A recent study, detailed in a paper titled "Write on Paper, Wrong in Practice: Why LLMs Still Struggle with Writing Clinical Notes" by Rohan Paul, reveals that large language models (LLMs) face significant challenges in generating clinical notes due to a fundamental mismatch with existing healthcare workflows. The research, which included a six-week pilot involving ten therapists and thirty interviews across twenty staff, highlights that automated note-taking tools often fail to integrate effectively into the nuanced realities of clinical practice.
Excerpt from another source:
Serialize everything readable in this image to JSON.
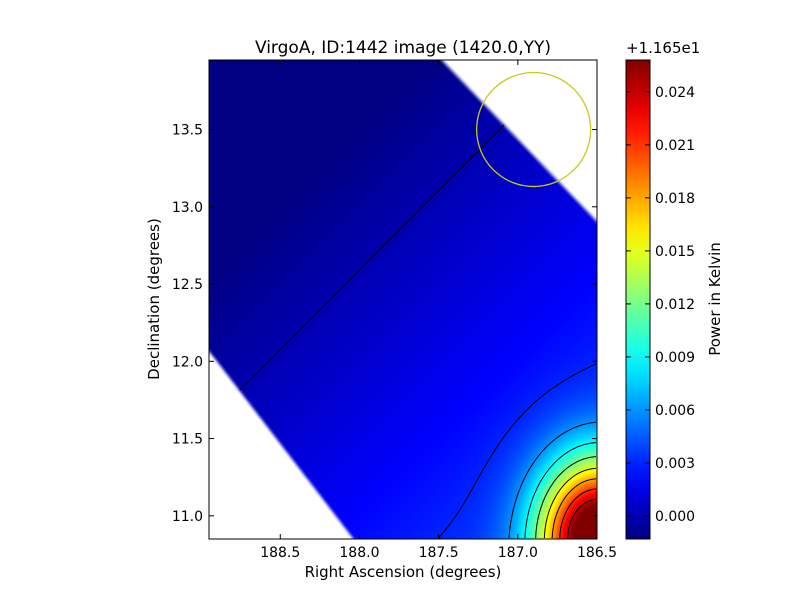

The core task, transforming therapists' scratch notes into structured SOAP (Subjective, Objective, Assessment, and Plan) notes, proved more complex than anticipated. While seemingly straightforward, the pilot found that "scratch notes ranged from full sentences to cryptic cues or none," complicating automated processing. This variability, combined with practical constraints like limited time for documentation during school visits, underscored the disconnect between the ideal input for LLMs and real-world clinical data.
A significant finding was that time inefficiencies stemmed not from the writing itself, but from "duplicate forms in the electronic record and multiple artifacts." Clinicians also expressed a strong preference for autonomy and maintaining personal templates, often bypassing the tools entirely when "edits felt heavier than starting fresh." This led many to "rewrit[e] inputs for the model, turning it into a formatter that mixed sections and erased time savings.
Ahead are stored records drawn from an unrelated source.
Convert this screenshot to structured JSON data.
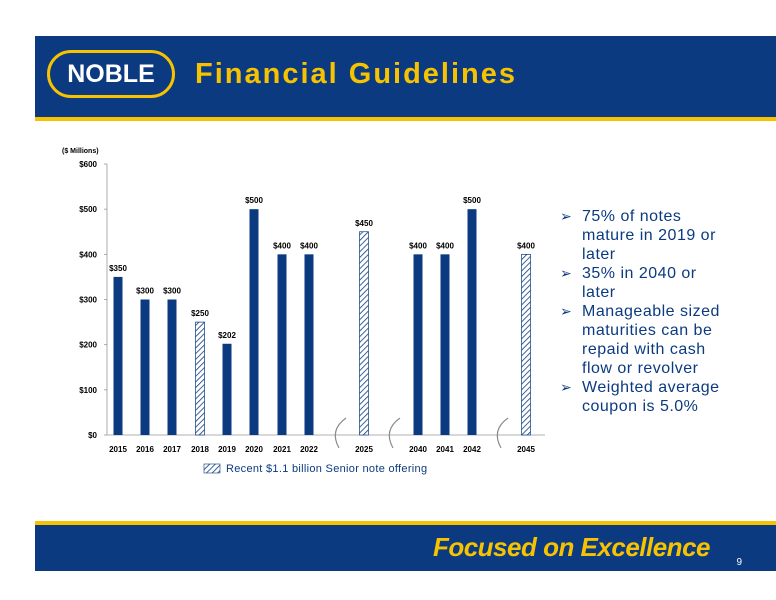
{
  "header": {
    "logo_text": "NOBLE",
    "title": "Financial Guidelines"
  },
  "chart_data": {
    "type": "bar",
    "unit_label": "($ Millions)",
    "categories": [
      "2015",
      "2016",
      "2017",
      "2018",
      "2019",
      "2020",
      "2021",
      "2022",
      "2025",
      "2040",
      "2041",
      "2042",
      "2045"
    ],
    "values": [
      350,
      300,
      300,
      250,
      202,
      500,
      400,
      400,
      450,
      400,
      400,
      500,
      400
    ],
    "value_labels": [
      "$350",
      "$300",
      "$300",
      "$250",
      "$202",
      "$500",
      "$400",
      "$400",
      "$450",
      "$400",
      "$400",
      "$500",
      "$400"
    ],
    "hatched": [
      false,
      false,
      false,
      true,
      false,
      false,
      false,
      false,
      true,
      false,
      false,
      false,
      true
    ],
    "y_ticks": [
      0,
      100,
      200,
      300,
      400,
      500,
      600
    ],
    "y_tick_labels": [
      "$0",
      "$100",
      "$200",
      "$300",
      "$400",
      "$500",
      "$600"
    ],
    "ylim": [
      0,
      600
    ],
    "grid": false,
    "legend": {
      "label": "Recent $1.1 billion Senior note offering",
      "placement": "bottom"
    },
    "colors": {
      "bar": "#0b3a80",
      "hatch": "#0b3a80",
      "axis": "#999999",
      "break": "#8c8c8c"
    }
  },
  "bullets": [
    "75% of notes mature in 2019 or later",
    "35% in 2040 or later",
    "Manageable sized maturities can be repaid with cash flow or revolver",
    "Weighted average coupon is 5.0%"
  ],
  "footer": {
    "tagline": "Focused on Excellence",
    "page_number": "9"
  },
  "theme": {
    "navy": "#0b3a80",
    "gold": "#f7c300"
  }
}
Even advanced models like Llama 3 8B, fine-tuned with Low Rank Adaptation on deidentified SOAP pairs, and Microsoft Copilot, struggled to meet user expectations. According to the study, these models "still mismatched inputs and expectations." The paper attributes these failures to a "weak match" across the "Fit between Individual, Task, and Technology" framework, suggesting that current LLM solutions are not sufficiently adaptable to diverse clinical environments.
The conclusive takeaway from the research emphasizes that for automated clinical note-taking to succeed, "tools must flex to workflows and policies or automated notes stay fragile." This highlights the critical need for future AI development in healthcare to prioritize deep integration with existing human processes and adapt to the dynamic, often unstructured, nature of clinical documentation rather than imposing rigid new systems.